Serge Tchaha - La Banque Africaine de Développement (BAD) a, en avril dernier, commis un rapport baptisé « The Middle of the Pyramid : Dynamics of the Middle Class in Africa ».
La définition de Classe moyenne peut prendre plusieurs formes. C’est pourquoi il est à propos de souligner qu’au sens de l’étude, la classe moyenne se caractérise par les personnes ayant un pouvoir d’achat journalier compris entre 2 et 20$ (dollars de 2005) en Parité du Pouvoir d’Achat. La Banque Africaine de Développement évalue que ce sont 313 millions qui la constituent.
De ce grand amas, sont proposées 3 sous-catégories, à savoir :
- Classe moyenne vascillante – floating class – : Leur capacité de dépenser est comprise entre 2 et 4$. Il faut noter que pour certains, un pouvoir d’achat équivalent à 2$/jour correspond au niveau de pauvreté et que l’extrême pauvreté est située à 1$/jour. Les floating class sont donc à la limite de la pauvreté, ce sont des masses de populations qui peuvent facilement basculer dans la catégorie de la population qui est la plus fragile.
- Classe moyenne intermédiaire – lower-middle class – : Cette tranche de la population est capable de dépenser journalièrement entre 4 et 10$.
- Classe moyenne supérieure – upper-middle class – : La dernière catégorie a un potentiel d’achat encore plus grand puisqu’il est situé entre 10 et 20$/jour.
La BAD nous révèle que la première économie africaine, au sens du pourcentage de classe moyenne, est la Tunisie. En incluant les floating class, l’on atteint quelque 89.5% de la population. Les quatre suivants sont : Maroc (84.5%), Égypte (79.7%), Algérie (76.6%) et le Gabon (75.4%). Notons également que ce sont les Libéria (4.8%), Burundi (5.3%) et Rwanda (7.7%) qui comptent le plus faible nombre, en proportions, de classes moyennes.
L’importance de la classe moyenne
L’étude de la BAD est sans équivoque : il existe des études empiriques qui montrent que l’élargissement de la classe moyenne rime avec meilleure gouvernance, croissance économique et réduction de la pauvreté.
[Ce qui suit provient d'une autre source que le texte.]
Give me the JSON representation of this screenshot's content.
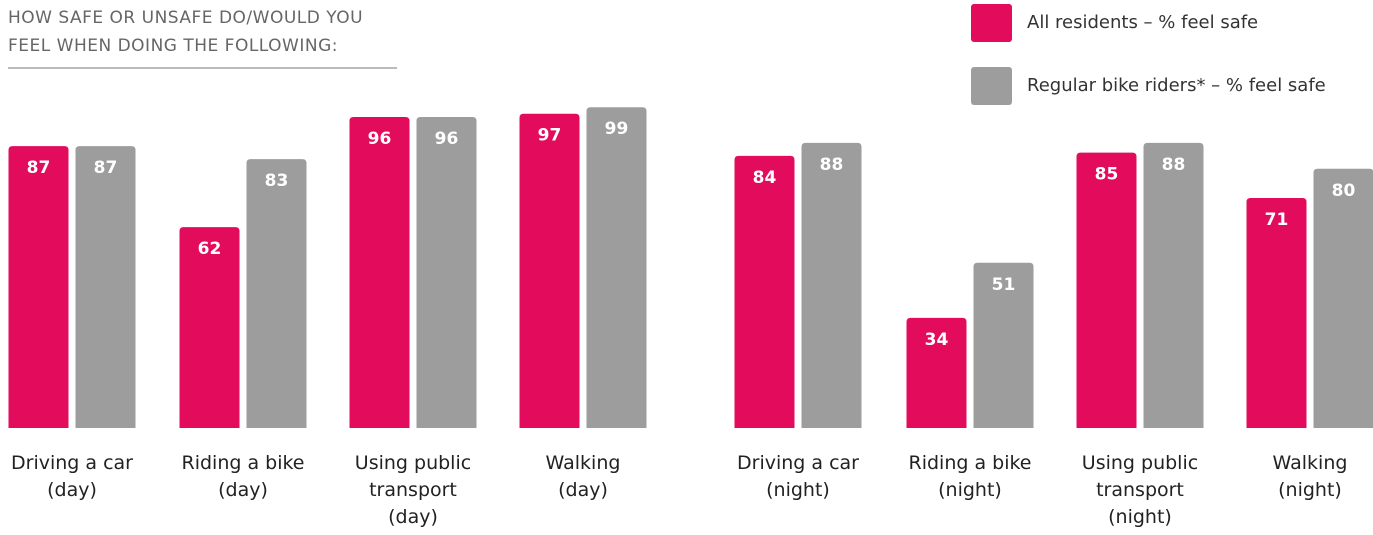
{
  "chart_data": {
    "type": "bar",
    "title": "HOW SAFE OR UNSAFE DO/WOULD YOU\nFEEL WHEN DOING THE FOLLOWING:",
    "categories": [
      "Driving a car\n(day)",
      "Riding a bike\n(day)",
      "Using public\ntransport\n(day)",
      "Walking\n(day)",
      "Driving a car\n(night)",
      "Riding a bike\n(night)",
      "Using public\ntransport\n(night)",
      "Walking\n(night)"
    ],
    "series": [
      {
        "name": "All residents  – % feel safe",
        "color": "#e30b5c",
        "values": [
          87,
          62,
          96,
          97,
          84,
          34,
          85,
          71
        ]
      },
      {
        "name": "Regular bike riders* – % feel safe",
        "color": "#9d9d9d",
        "values": [
          87,
          83,
          96,
          99,
          88,
          51,
          88,
          80
        ]
      }
    ]
  }
}
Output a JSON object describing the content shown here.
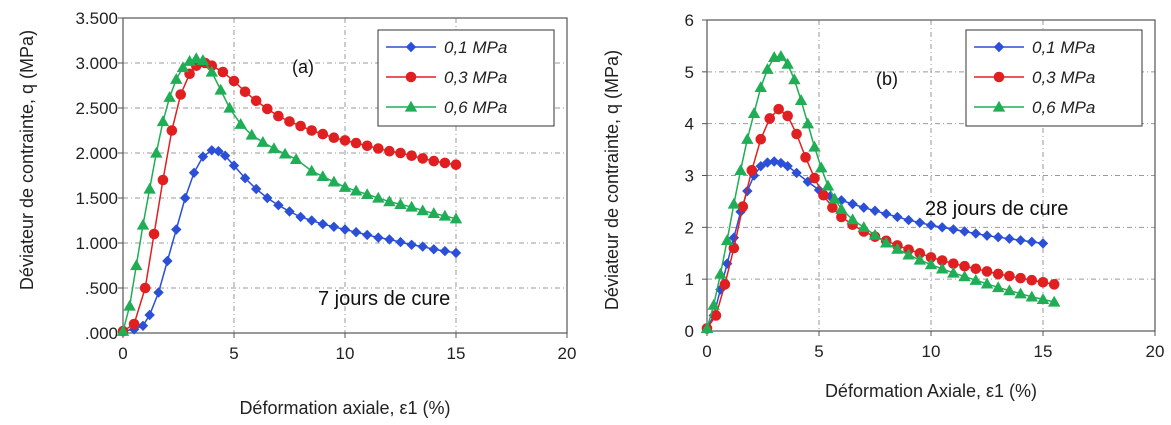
{
  "chart_data": [
    {
      "type": "scatter",
      "panel_label": "(a)",
      "annotation": "7 jours de cure",
      "xlabel": "Déformation axiale, ε1 (%)",
      "ylabel": "Déviateur de contrainte, q (MPa)",
      "xlim": [
        0,
        20
      ],
      "ylim": [
        0,
        3.5
      ],
      "xticks": [
        0,
        5,
        10,
        15,
        20
      ],
      "xtick_labels": [
        "0",
        "5",
        "10",
        "15",
        "20"
      ],
      "yticks": [
        0,
        0.5,
        1,
        1.5,
        2,
        2.5,
        3,
        3.5
      ],
      "ytick_labels": [
        ".000",
        ".500",
        "1.000",
        "1.500",
        "2.000",
        "2.500",
        "3.000",
        "3.500"
      ],
      "grid": true,
      "legend_position": "top-right",
      "series": [
        {
          "name": "0,1 MPa",
          "color": "#2b4fd6",
          "marker": "diamond",
          "x": [
            0,
            0.5,
            0.9,
            1.2,
            1.6,
            2.0,
            2.4,
            2.8,
            3.2,
            3.6,
            4.0,
            4.3,
            4.6,
            5.0,
            5.5,
            6.0,
            6.5,
            7.0,
            7.5,
            8.0,
            8.5,
            9.0,
            9.5,
            10.0,
            10.5,
            11.0,
            11.5,
            12.0,
            12.5,
            13.0,
            13.5,
            14.0,
            14.5,
            15.0
          ],
          "y": [
            0.02,
            0.04,
            0.08,
            0.2,
            0.45,
            0.8,
            1.15,
            1.5,
            1.78,
            1.96,
            2.03,
            2.02,
            1.97,
            1.86,
            1.72,
            1.6,
            1.5,
            1.42,
            1.35,
            1.29,
            1.25,
            1.21,
            1.18,
            1.15,
            1.12,
            1.09,
            1.06,
            1.04,
            1.01,
            0.98,
            0.96,
            0.93,
            0.91,
            0.89
          ]
        },
        {
          "name": "0,3 MPa",
          "color": "#e02020",
          "marker": "circle",
          "x": [
            0,
            0.5,
            1.0,
            1.4,
            1.8,
            2.2,
            2.6,
            3.0,
            3.3,
            3.7,
            4.0,
            4.5,
            5.0,
            5.5,
            6.0,
            6.5,
            7.0,
            7.5,
            8.0,
            8.5,
            9.0,
            9.5,
            10.0,
            10.5,
            11.0,
            11.5,
            12.0,
            12.5,
            13.0,
            13.5,
            14.0,
            14.5,
            15.0
          ],
          "y": [
            0.02,
            0.1,
            0.5,
            1.1,
            1.7,
            2.25,
            2.65,
            2.88,
            2.97,
            3.0,
            2.97,
            2.9,
            2.8,
            2.68,
            2.58,
            2.49,
            2.41,
            2.35,
            2.3,
            2.25,
            2.21,
            2.17,
            2.14,
            2.11,
            2.08,
            2.05,
            2.02,
            2.0,
            1.97,
            1.94,
            1.91,
            1.89,
            1.87
          ]
        },
        {
          "name": "0,6 MPa",
          "color": "#1fae55",
          "marker": "triangle",
          "x": [
            0,
            0.3,
            0.6,
            0.9,
            1.2,
            1.5,
            1.8,
            2.1,
            2.4,
            2.7,
            3.0,
            3.3,
            3.6,
            4.0,
            4.4,
            4.8,
            5.3,
            5.8,
            6.3,
            6.8,
            7.3,
            7.8,
            8.5,
            9.0,
            9.5,
            10.0,
            10.5,
            11.0,
            11.5,
            12.0,
            12.5,
            13.0,
            13.5,
            14.0,
            14.5,
            15.0
          ],
          "y": [
            0.02,
            0.3,
            0.75,
            1.2,
            1.6,
            2.0,
            2.35,
            2.62,
            2.82,
            2.95,
            3.02,
            3.05,
            3.03,
            2.9,
            2.7,
            2.5,
            2.32,
            2.2,
            2.12,
            2.05,
            1.99,
            1.93,
            1.8,
            1.74,
            1.68,
            1.62,
            1.58,
            1.54,
            1.5,
            1.46,
            1.43,
            1.4,
            1.36,
            1.33,
            1.3,
            1.27
          ]
        }
      ]
    },
    {
      "type": "scatter",
      "panel_label": "(b)",
      "annotation": "28 jours de cure",
      "xlabel": "Déformation Axiale, ε1 (%)",
      "ylabel": "Déviateur de contrainte, q (MPa)",
      "xlim": [
        0,
        20
      ],
      "ylim": [
        0,
        6
      ],
      "xticks": [
        0,
        5,
        10,
        15,
        20
      ],
      "xtick_labels": [
        "0",
        "5",
        "10",
        "15",
        "20"
      ],
      "yticks": [
        0,
        1,
        2,
        3,
        4,
        5,
        6
      ],
      "ytick_labels": [
        "0",
        "1",
        "2",
        "3",
        "4",
        "5",
        "6"
      ],
      "grid": true,
      "legend_position": "top-right",
      "series": [
        {
          "name": "0,1 MPa",
          "color": "#2b4fd6",
          "marker": "diamond",
          "x": [
            0,
            0.3,
            0.6,
            0.9,
            1.2,
            1.5,
            1.8,
            2.1,
            2.4,
            2.7,
            3.0,
            3.3,
            3.6,
            4.0,
            4.5,
            5.0,
            5.5,
            6.0,
            6.5,
            7.0,
            7.5,
            8.0,
            8.5,
            9.0,
            9.5,
            10.0,
            10.5,
            11.0,
            11.5,
            12.0,
            12.5,
            13.0,
            13.5,
            14.0,
            14.5,
            15.0
          ],
          "y": [
            0.05,
            0.3,
            0.8,
            1.3,
            1.8,
            2.3,
            2.7,
            3.0,
            3.18,
            3.25,
            3.27,
            3.24,
            3.18,
            3.05,
            2.88,
            2.72,
            2.6,
            2.52,
            2.45,
            2.38,
            2.32,
            2.26,
            2.2,
            2.14,
            2.09,
            2.04,
            2.0,
            1.96,
            1.92,
            1.88,
            1.84,
            1.81,
            1.78,
            1.75,
            1.72,
            1.69
          ]
        },
        {
          "name": "0,3 MPa",
          "color": "#e02020",
          "marker": "circle",
          "x": [
            0,
            0.4,
            0.8,
            1.2,
            1.6,
            2.0,
            2.4,
            2.8,
            3.2,
            3.6,
            4.0,
            4.4,
            4.8,
            5.2,
            5.6,
            6.0,
            6.5,
            7.0,
            7.5,
            8.0,
            8.5,
            9.0,
            9.5,
            10.0,
            10.5,
            11.0,
            11.5,
            12.0,
            12.5,
            13.0,
            13.5,
            14.0,
            14.5,
            15.0,
            15.5
          ],
          "y": [
            0.05,
            0.3,
            0.9,
            1.6,
            2.4,
            3.1,
            3.7,
            4.1,
            4.28,
            4.15,
            3.8,
            3.35,
            2.95,
            2.62,
            2.38,
            2.2,
            2.05,
            1.92,
            1.82,
            1.74,
            1.65,
            1.57,
            1.5,
            1.42,
            1.36,
            1.3,
            1.25,
            1.2,
            1.15,
            1.1,
            1.06,
            1.02,
            0.98,
            0.94,
            0.9
          ]
        },
        {
          "name": "0,6 MPa",
          "color": "#1fae55",
          "marker": "triangle",
          "x": [
            0,
            0.3,
            0.6,
            0.9,
            1.2,
            1.5,
            1.8,
            2.1,
            2.4,
            2.7,
            3.0,
            3.3,
            3.6,
            3.9,
            4.2,
            4.5,
            4.8,
            5.1,
            5.4,
            5.7,
            6.0,
            6.5,
            7.0,
            7.5,
            8.0,
            8.5,
            9.0,
            9.5,
            10.0,
            10.5,
            11.0,
            11.5,
            12.0,
            12.5,
            13.0,
            13.5,
            14.0,
            14.5,
            15.0,
            15.5
          ],
          "y": [
            0.05,
            0.5,
            1.1,
            1.75,
            2.45,
            3.1,
            3.7,
            4.2,
            4.7,
            5.05,
            5.28,
            5.3,
            5.15,
            4.85,
            4.45,
            4.0,
            3.55,
            3.15,
            2.8,
            2.55,
            2.35,
            2.15,
            2.0,
            1.85,
            1.7,
            1.58,
            1.47,
            1.37,
            1.28,
            1.2,
            1.12,
            1.05,
            0.98,
            0.91,
            0.84,
            0.78,
            0.72,
            0.66,
            0.61,
            0.56
          ]
        }
      ]
    }
  ]
}
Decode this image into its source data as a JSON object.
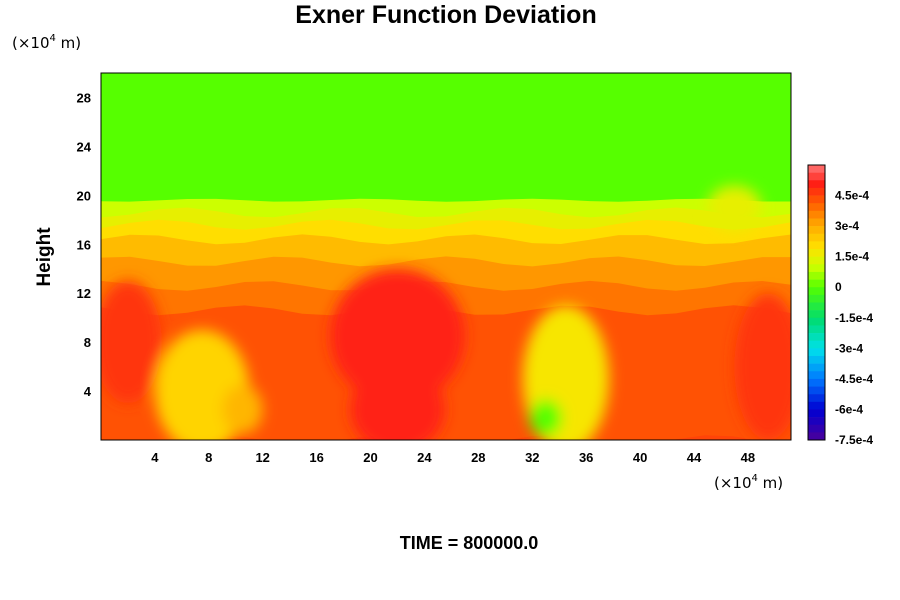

La réussite économique du Brésil est, outre la maîtrise de l’inflation et des déficits budgétaires, due, selon plusieurs experts, à l’élargissement de sa classe moyenne. Le Gouvernement Lula, notamment via le programme Bolsa Familia, a aidé les familles à améliorer leur pouvoir d’achat. Cela a permis d’octroyer à un plus grand nombre de Brésiliens le pouvoir de dépenser, donc de faire tourner l’activité économique.
Leur profil sociodémographique
L’étude donne plusieurs informations qui peuvent aider à dresser un très « général » profil sociodémographique des middle class africaines. Le voici :
- Styles de vie :
- Consommation effective de biens durables tels que : réfrigérateurs, téléphones et automobiles.
- Taille des familles. Ils tendent à avoir des familles plus petites que les « pauvres ». Ils investissent davantage dans l’alimentation et l’éducation de leurs enfants.
- Localisation. Les middle class habitent généralement en milieu urbain ou sur le long des côtes.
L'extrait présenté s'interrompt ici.